L’allerta della moschea – I fatti risalirebbero al marzo 2016, quando Es Satty arriva a Vilvoorde, la patria dei foreign fighters. A ricostruire quei giorni è il sindaco della città, Hans Bonte, all’agenzia Efe. La segnalazione parte dal responsabile della moschea di Diegem: “E’ apparso all’improvviso e ha detto che voleva essere l’imam, perché in Spagna non c’era futuro”. Il suo comportamento insospettisce la comunità musulmana, che allerta le forze dell’ordine. Anche perché quando i responsabili del centro di culto chiedono il suo certificato penale, Es Satty – in carcere a Castellon per oltre 2 anni – scompare nel nulla.

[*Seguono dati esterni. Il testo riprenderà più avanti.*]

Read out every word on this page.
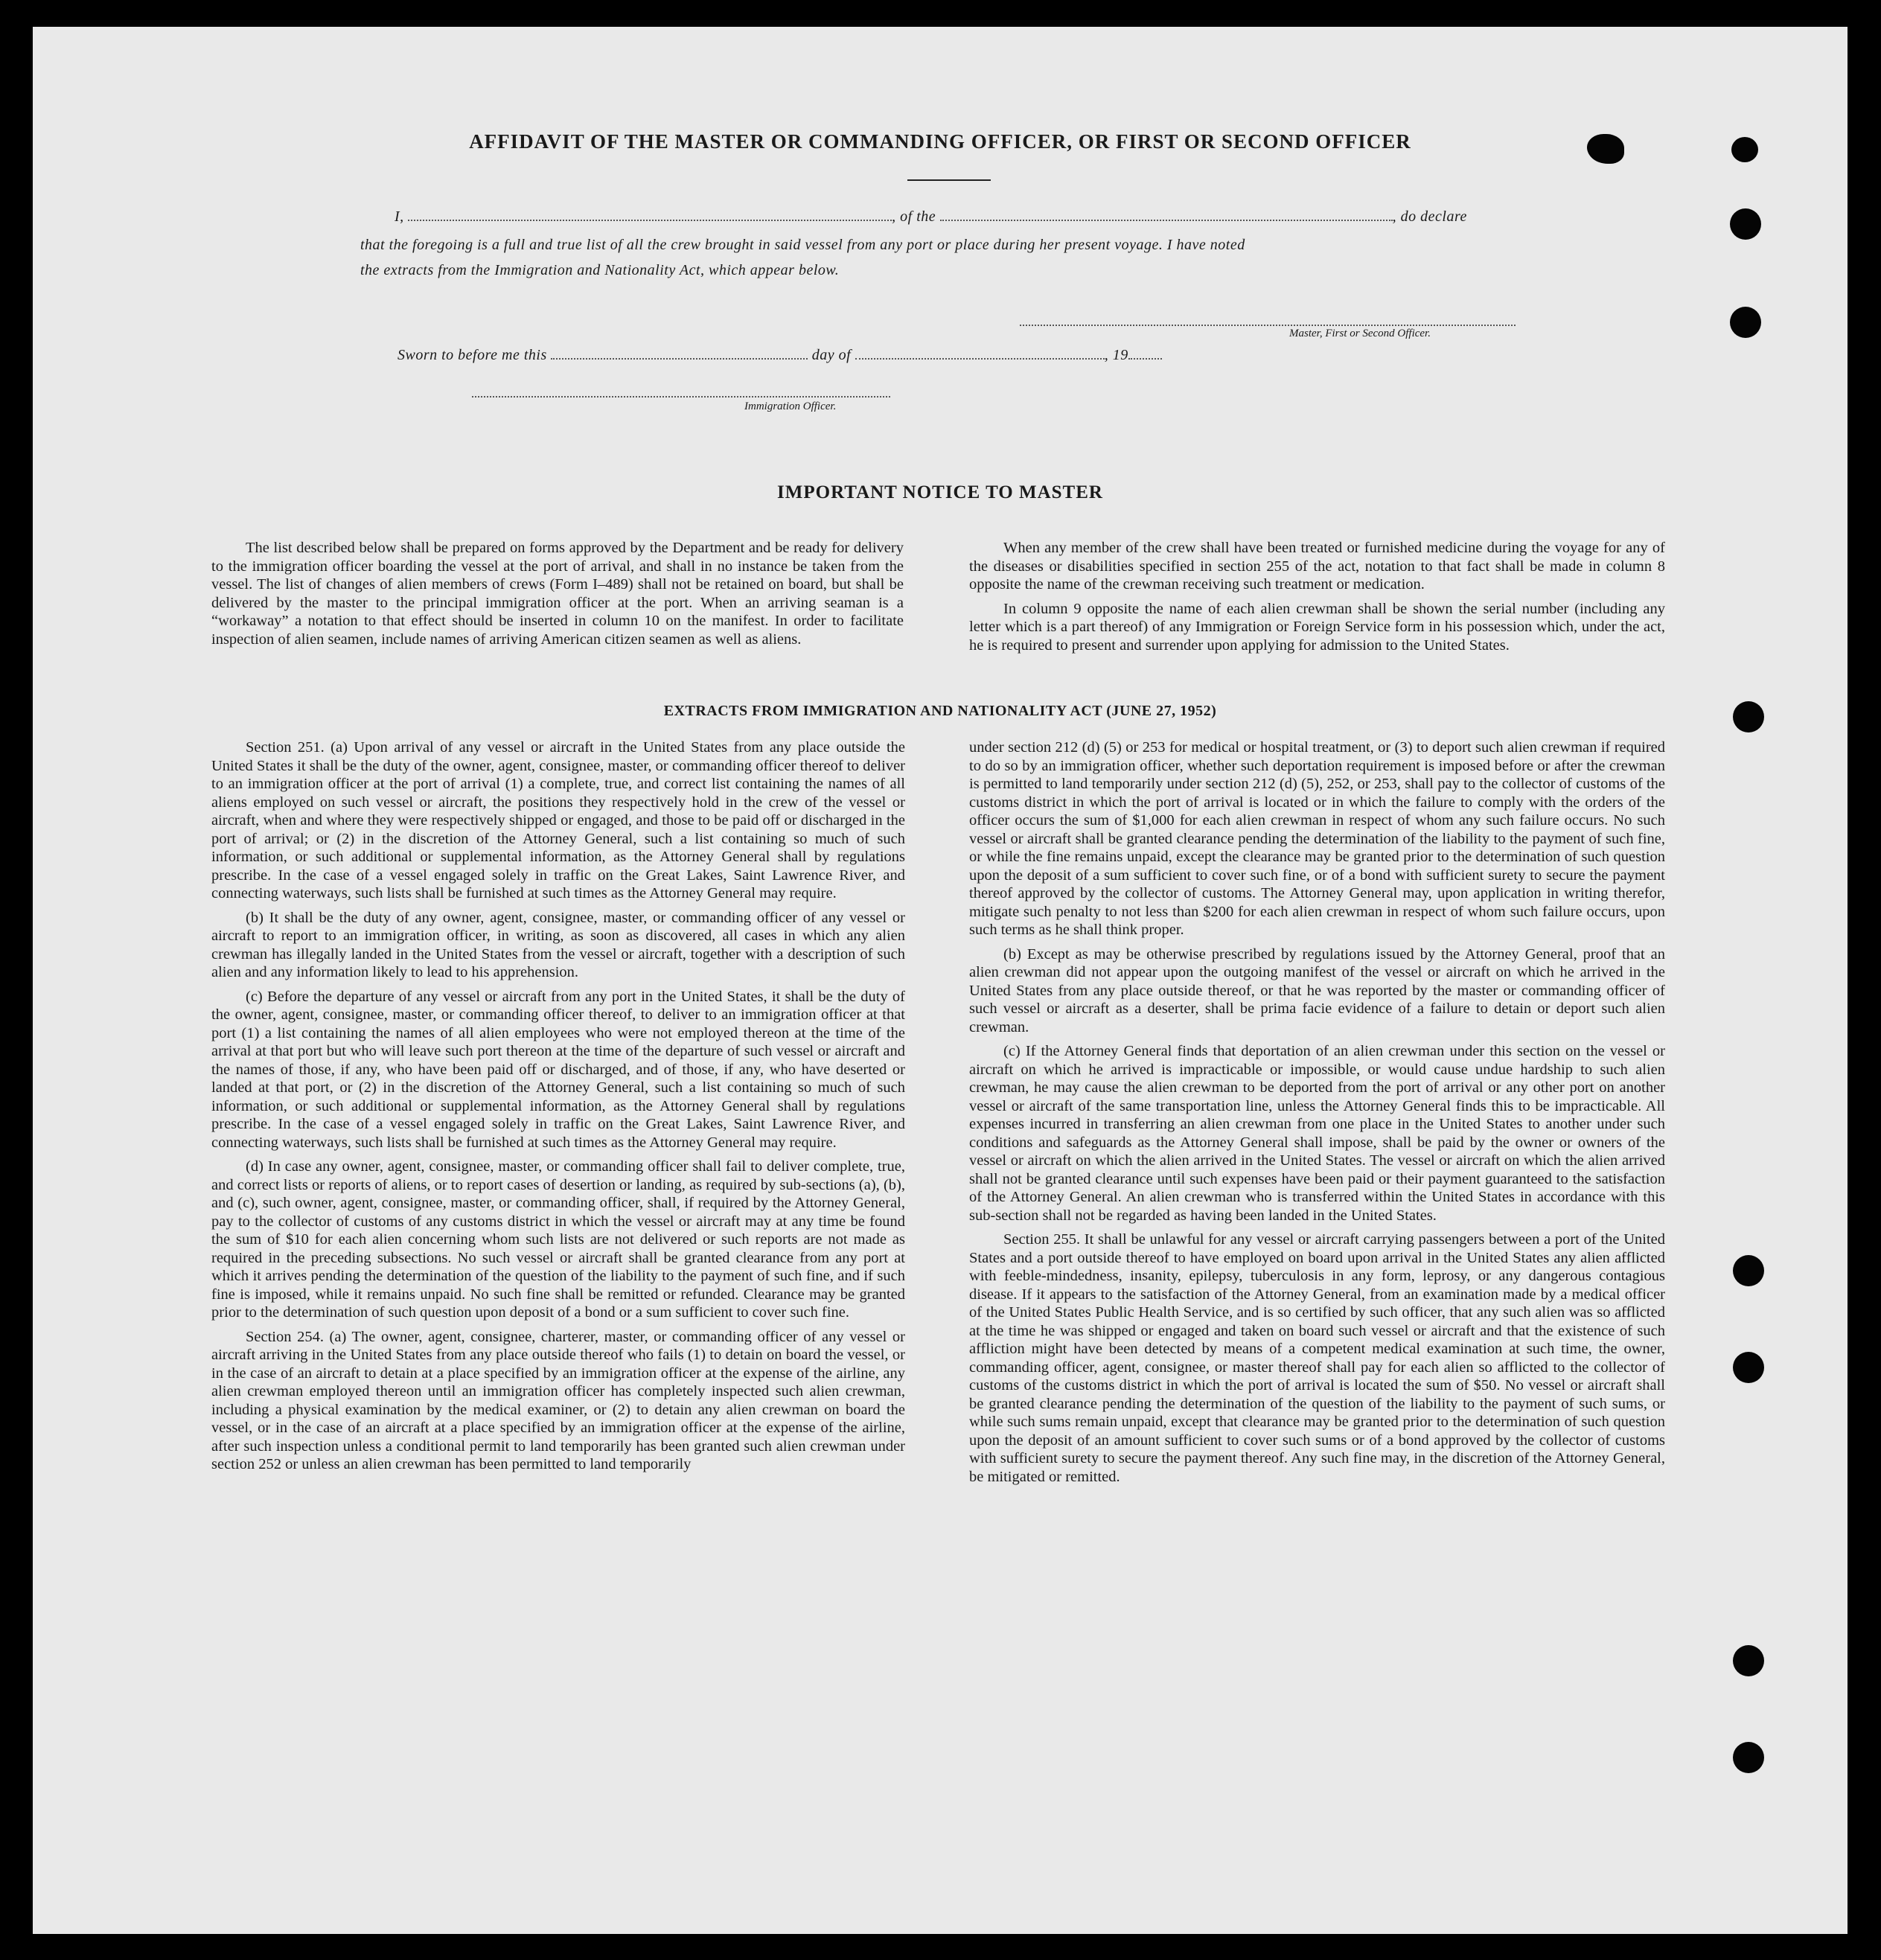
AFFIDAVIT OF THE MASTER OR COMMANDING OFFICER, OR FIRST OR SECOND OFFICER
I,	, of the	, do declare
that the foregoing is a full and true list of all the crew brought in said vessel from any port or place during her present voyage. I have noted
the extracts from the Immigration and Nationality Act, which appear below.
Master, First or Second Officer.
Sworn to before me this	day of	, 19
Immigration Officer.
IMPORTANT NOTICE TO MASTER

The list described below shall be prepared on forms approved by the Department and be ready for delivery to the immigration officer boarding the vessel at the port of arrival, and shall in no instance be taken from the vessel. The list of changes of alien members of crews (Form I–489) shall not be retained on board, but shall be delivered by the master to the principal immigration officer at the port. When an arriving seaman is a “workaway” a notation to that effect should be inserted in column 10 on the manifest. In order to facilitate inspection of alien seamen, include names of arriving American citizen seamen as well as aliens.

When any member of the crew shall have been treated or furnished medicine during the voyage for any of the diseases or disabilities specified in section 255 of the act, notation to that fact shall be made in column 8 opposite the name of the crewman receiving such treatment or medication.

In column 9 opposite the name of each alien crewman shall be shown the serial number (including any letter which is a part thereof) of any Immigration or Foreign Service form in his possession which, under the act, he is required to present and surrender upon applying for admission to the United States.

EXTRACTS FROM IMMIGRATION AND NATIONALITY ACT (JUNE 27, 1952)

Section 251. (a) Upon arrival of any vessel or aircraft in the United States from any place outside the United States it shall be the duty of the owner, agent, consignee, master, or commanding officer thereof to deliver to an immigration officer at the port of arrival (1) a complete, true, and correct list containing the names of all aliens employed on such vessel or aircraft, the positions they respectively hold in the crew of the vessel or aircraft, when and where they were respectively shipped or engaged, and those to be paid off or discharged in the port of arrival; or (2) in the discretion of the Attorney General, such a list containing so much of such information, or such additional or supplemental information, as the Attorney General shall by regulations prescribe. In the case of a vessel engaged solely in traffic on the Great Lakes, Saint Lawrence River, and connecting waterways, such lists shall be furnished at such times as the Attorney General may require.

(b) It shall be the duty of any owner, agent, consignee, master, or commanding officer of any vessel or aircraft to report to an immigration officer, in writing, as soon as discovered, all cases in which any alien crewman has illegally landed in the United States from the vessel or aircraft, together with a description of such alien and any information likely to lead to his apprehension.

(c) Before the departure of any vessel or aircraft from any port in the United States, it shall be the duty of the owner, agent, consignee, master, or commanding officer thereof, to deliver to an immigration officer at that port (1) a list containing the names of all alien employees who were not employed thereon at the time of the arrival at that port but who will leave such port thereon at the time of the departure of such vessel or aircraft and the names of those, if any, who have been paid off or discharged, and of those, if any, who have deserted or landed at that port, or (2) in the discretion of the Attorney General, such a list containing so much of such information, or such additional or supplemental information, as the Attorney General shall by regulations prescribe. In the case of a vessel engaged solely in traffic on the Great Lakes, Saint Lawrence River, and connecting waterways, such lists shall be furnished at such times as the Attorney General may require.

(d) In case any owner, agent, consignee, master, or commanding officer shall fail to deliver complete, true, and correct lists or reports of aliens, or to report cases of desertion or landing, as required by sub-sections (a), (b), and (c), such owner, agent, consignee, master, or commanding officer, shall, if required by the Attorney General, pay to the collector of customs of any customs district in which the vessel or aircraft may at any time be found the sum of $10 for each alien concerning whom such lists are not delivered or such reports are not made as required in the preceding subsections. No such vessel or aircraft shall be granted clearance from any port at which it arrives pending the determination of the question of the liability to the payment of such fine, and if such fine is imposed, while it remains unpaid. No such fine shall be remitted or refunded. Clearance may be granted prior to the determination of such question upon deposit of a bond or a sum sufficient to cover such fine.

Section 254. (a) The owner, agent, consignee, charterer, master, or commanding officer of any vessel or aircraft arriving in the United States from any place outside thereof who fails (1) to detain on board the vessel, or in the case of an aircraft to detain at a place specified by an immigration officer at the expense of the airline, any alien crewman employed thereon until an immigration officer has completely inspected such alien crewman, including a physical examination by the medical examiner, or (2) to detain any alien crewman on board the vessel, or in the case of an aircraft at a place specified by an immigration officer at the expense of the airline, after such inspection unless a conditional permit to land temporarily has been granted such alien crewman under section 252 or unless an alien crewman has been permitted to land temporarily

under section 212 (d) (5) or 253 for medical or hospital treatment, or (3) to deport such alien crewman if required to do so by an immigration officer, whether such deportation requirement is imposed before or after the crewman is permitted to land temporarily under section 212 (d) (5), 252, or 253, shall pay to the collector of customs of the customs district in which the port of arrival is located or in which the failure to comply with the orders of the officer occurs the sum of $1,000 for each alien crewman in respect of whom any such failure occurs. No such vessel or aircraft shall be granted clearance pending the determination of the liability to the payment of such fine, or while the fine remains unpaid, except the clearance may be granted prior to the determination of such question upon the deposit of a sum sufficient to cover such fine, or of a bond with sufficient surety to secure the payment thereof approved by the collector of customs. The Attorney General may, upon application in writing therefor, mitigate such penalty to not less than $200 for each alien crewman in respect of whom such failure occurs, upon such terms as he shall think proper.

(b) Except as may be otherwise prescribed by regulations issued by the Attorney General, proof that an alien crewman did not appear upon the outgoing manifest of the vessel or aircraft on which he arrived in the United States from any place outside thereof, or that he was reported by the master or commanding officer of such vessel or aircraft as a deserter, shall be prima facie evidence of a failure to detain or deport such alien crewman.

(c) If the Attorney General finds that deportation of an alien crewman under this section on the vessel or aircraft on which he arrived is impracticable or impossible, or would cause undue hardship to such alien crewman, he may cause the alien crewman to be deported from the port of arrival or any other port on another vessel or aircraft of the same transportation line, unless the Attorney General finds this to be impracticable. All expenses incurred in transferring an alien crewman from one place in the United States to another under such conditions and safeguards as the Attorney General shall impose, shall be paid by the owner or owners of the vessel or aircraft on which the alien arrived in the United States. The vessel or aircraft on which the alien arrived shall not be granted clearance until such expenses have been paid or their payment guaranteed to the satisfaction of the Attorney General. An alien crewman who is transferred within the United States in accordance with this sub-section shall not be regarded as having been landed in the United States.

Section 255. It shall be unlawful for any vessel or aircraft carrying passengers between a port of the United States and a port outside thereof to have employed on board upon arrival in the United States any alien afflicted with feeble-mindedness, insanity, epilepsy, tuberculosis in any form, leprosy, or any dangerous contagious disease. If it appears to the satisfaction of the Attorney General, from an examination made by a medical officer of the United States Public Health Service, and is so certified by such officer, that any such alien was so afflicted at the time he was shipped or engaged and taken on board such vessel or aircraft and that the existence of such affliction might have been detected by means of a competent medical examination at such time, the owner, commanding officer, agent, consignee, or master thereof shall pay for each alien so afflicted to the collector of customs of the customs district in which the port of arrival is located the sum of $50. No vessel or aircraft shall be granted clearance pending the determination of the question of the liability to the payment of such sums, or while such sums remain unpaid, except that clearance may be granted prior to the determination of such question upon the deposit of an amount sufficient to cover such sums or of a bond approved by the collector of customs with sufficient surety to secure the payment thereof. Any such fine may, in the discretion of the Attorney General, be mitigated or remitted.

Risposte spagnole non soddisfacenti – “La polizia e gli agenti dell’anti-radicalizzazione hanno cercato tutte le informazioni che potevano e hanno contattato i servizi di intelligence“, ha spiegato il sindaco. Ma le risposte spagnole non sono state soddisfacenti.La ricostruzione è stata smentita dal ministro dell’Interno spagnolo Juan Ignacio Zoido che ha precisato che le forze di polizia che dipendono dal suo ministero non hanno mai ricevuto comunicazioni dal Belgio, secondo quanto riferisce El Pais. Se c’è stata quindi una responsabilità nell’aver sottovalutato l’operato di Es Satty, il ministro sembra così scaricarla sulle autorità catalane con le quali continuano gli attriti per la conduzione delle indagini. Tuttavia, racconta Bronte, “anche se non vi era alcuna prova, la comunità musulmana della zona ha deciso di espellerlo dalla moschea”. Non un caso, a Vilvoorde. Perché il “metodo Bronte”, lodato anche dall’ex presidente degli Stati Uniti Barack Obama, va avanti da qualche anno e consiste nel coinvolgere la comunità nella prevenzione. “La lotta al terrorismo – dice il sindaco – funziona solo se si lavora all’interno della comunità stessa. Se tutti si fidano dell’altro”.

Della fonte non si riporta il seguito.